Rudnick seems to be scheming to weaken the Faculty Personnel Committee. Check out last year’s FPC report, chaired by Mike Russo, here. It includes three pages on issues with current procedures, here. Looks like considerable overlap with the issues the union has identified. Also see the last page: Acting Provost Lorraine Davis refused to meet and discuss cases where he over-rules the FPC, and the FPC has concerns about recent decisions to give particular administrators academic tenure even though they have no recent research output. (Thanks to Russo for correction in comments – it was Davis, not Bean last year.Bean was on sabbatical, how could I forget? See here for a bit about Jim Bean’s past intransigence on this issue.)

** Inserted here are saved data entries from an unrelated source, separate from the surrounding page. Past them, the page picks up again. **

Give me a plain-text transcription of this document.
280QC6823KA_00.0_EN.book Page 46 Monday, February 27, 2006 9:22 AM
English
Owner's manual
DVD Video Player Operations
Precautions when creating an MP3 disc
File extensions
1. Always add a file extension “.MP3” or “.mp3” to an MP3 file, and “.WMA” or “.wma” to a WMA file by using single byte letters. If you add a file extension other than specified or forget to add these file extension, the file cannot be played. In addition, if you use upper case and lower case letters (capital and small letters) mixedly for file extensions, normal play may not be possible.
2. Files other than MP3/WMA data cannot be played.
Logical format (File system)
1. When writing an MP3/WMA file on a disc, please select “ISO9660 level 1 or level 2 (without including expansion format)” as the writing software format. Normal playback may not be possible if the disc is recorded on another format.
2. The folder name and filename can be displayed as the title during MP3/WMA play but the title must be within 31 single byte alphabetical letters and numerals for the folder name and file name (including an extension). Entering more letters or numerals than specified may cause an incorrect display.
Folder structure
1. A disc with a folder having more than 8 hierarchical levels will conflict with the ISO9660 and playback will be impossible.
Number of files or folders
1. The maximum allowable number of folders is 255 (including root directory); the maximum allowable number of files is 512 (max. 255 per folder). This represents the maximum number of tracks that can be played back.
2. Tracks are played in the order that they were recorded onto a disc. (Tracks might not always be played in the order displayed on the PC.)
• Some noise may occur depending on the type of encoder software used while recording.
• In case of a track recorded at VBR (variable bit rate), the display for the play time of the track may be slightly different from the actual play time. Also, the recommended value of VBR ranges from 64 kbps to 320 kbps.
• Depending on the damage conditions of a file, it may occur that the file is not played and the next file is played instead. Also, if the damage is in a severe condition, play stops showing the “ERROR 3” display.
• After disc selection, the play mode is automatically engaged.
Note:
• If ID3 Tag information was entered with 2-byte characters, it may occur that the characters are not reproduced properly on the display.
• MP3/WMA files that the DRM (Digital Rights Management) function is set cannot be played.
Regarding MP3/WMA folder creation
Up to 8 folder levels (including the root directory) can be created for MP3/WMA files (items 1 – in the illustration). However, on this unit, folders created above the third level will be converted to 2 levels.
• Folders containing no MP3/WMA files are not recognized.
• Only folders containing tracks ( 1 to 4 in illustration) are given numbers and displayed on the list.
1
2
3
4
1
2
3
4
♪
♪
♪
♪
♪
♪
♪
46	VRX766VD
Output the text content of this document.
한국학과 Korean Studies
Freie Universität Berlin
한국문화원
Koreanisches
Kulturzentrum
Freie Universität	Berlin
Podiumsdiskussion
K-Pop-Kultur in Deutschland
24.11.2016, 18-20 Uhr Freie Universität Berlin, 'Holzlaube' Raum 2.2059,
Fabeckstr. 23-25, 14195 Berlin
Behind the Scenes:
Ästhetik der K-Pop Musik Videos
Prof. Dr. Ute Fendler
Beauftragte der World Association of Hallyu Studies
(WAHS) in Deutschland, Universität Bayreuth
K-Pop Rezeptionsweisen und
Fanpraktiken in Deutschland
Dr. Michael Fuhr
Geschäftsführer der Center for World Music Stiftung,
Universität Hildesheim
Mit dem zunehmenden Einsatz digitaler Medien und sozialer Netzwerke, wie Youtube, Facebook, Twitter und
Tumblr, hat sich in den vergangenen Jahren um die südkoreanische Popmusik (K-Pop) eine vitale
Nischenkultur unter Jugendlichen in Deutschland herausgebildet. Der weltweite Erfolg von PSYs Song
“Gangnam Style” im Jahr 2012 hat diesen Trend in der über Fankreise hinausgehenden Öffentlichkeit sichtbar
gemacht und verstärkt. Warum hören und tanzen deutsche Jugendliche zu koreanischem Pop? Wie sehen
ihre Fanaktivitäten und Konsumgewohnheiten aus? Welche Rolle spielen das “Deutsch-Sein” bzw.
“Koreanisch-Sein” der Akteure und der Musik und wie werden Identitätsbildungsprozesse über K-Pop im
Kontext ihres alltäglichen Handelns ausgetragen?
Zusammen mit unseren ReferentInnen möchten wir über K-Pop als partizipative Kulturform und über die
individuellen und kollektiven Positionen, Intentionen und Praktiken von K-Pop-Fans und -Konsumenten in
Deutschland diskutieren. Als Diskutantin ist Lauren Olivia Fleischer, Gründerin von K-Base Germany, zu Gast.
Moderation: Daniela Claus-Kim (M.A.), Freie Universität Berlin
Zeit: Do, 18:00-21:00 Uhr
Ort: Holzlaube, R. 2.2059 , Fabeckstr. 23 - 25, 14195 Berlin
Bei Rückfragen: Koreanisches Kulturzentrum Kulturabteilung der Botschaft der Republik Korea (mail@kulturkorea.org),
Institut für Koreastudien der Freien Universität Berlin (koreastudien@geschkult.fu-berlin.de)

The faculty union has posted their take on last week here. A snippet?
Tenure and Promotion:
The Administration trumpeted its counter-proposal on Tenure and Promotion this week as cementing current policy-and they cast our quite mild departures from current policy as patronizing to the faculty and bizarre.[1] Actually, our proposal followed current practice very closely, except for some instances where we tried to solve real problems we heard about repeatedly from faculty. We were alarmed to see that the administration made an ominous departure from current policy in proposing to eliminate the PTRAC (Promotion, Tenure, Retention Appeal Committee), a Senate committee also called for in the Oregon Administrative Rules (OAR’s), which our proposal preserves. The need for a faculty committee that can review personnel decisions by the Provost strikes us as essential. By rejecting our Article 14, which provides for an appeals committee of faculty, the administration is impinging on shared governance and violating accepted standards of faculty involvement in tenure and promotion. We will work to ensure that faculty and peer review are central to the process.
We’re concerned that the Administration announced about the Oregon Administrative Rules (OARs), to which we refer in many of our proposals,
“We are trying to avoid reference to OARs because we are moving toward an independent board….They are going to be moot.”
I still haven’t heard if Gottfredson and Rudnick have succeeded in moving the sessions on salary off campus, to make it more difficult for the faculty to find out what is really going on.
Likewise, still no response from Dave Hubin to my efforts to find out who is ghostwriting for Barbara Altmann on the administration’s blog. I would have thought there are hundreds of ghostwriters out there and all you have to do to find one is search for ‘ghostwriters nyc‘ online. Therefore, trying to find that person is like finding a needle in a haystack. That public records request is now more than a month old:
Initial Request Date: 01/23/2013
Status: Requesting/Reviewing Records
this is a public records request for
1) the names and contact information of all of the editors and writers for the website http://uo-ua.uoregon.edu/.
2) all notes for and drafts of the post identified as Negotiation Update #3January 21, 2013with names of the authors/editors of each document.
3) a copy of any emails showing who read/commented on/approved this post before publication.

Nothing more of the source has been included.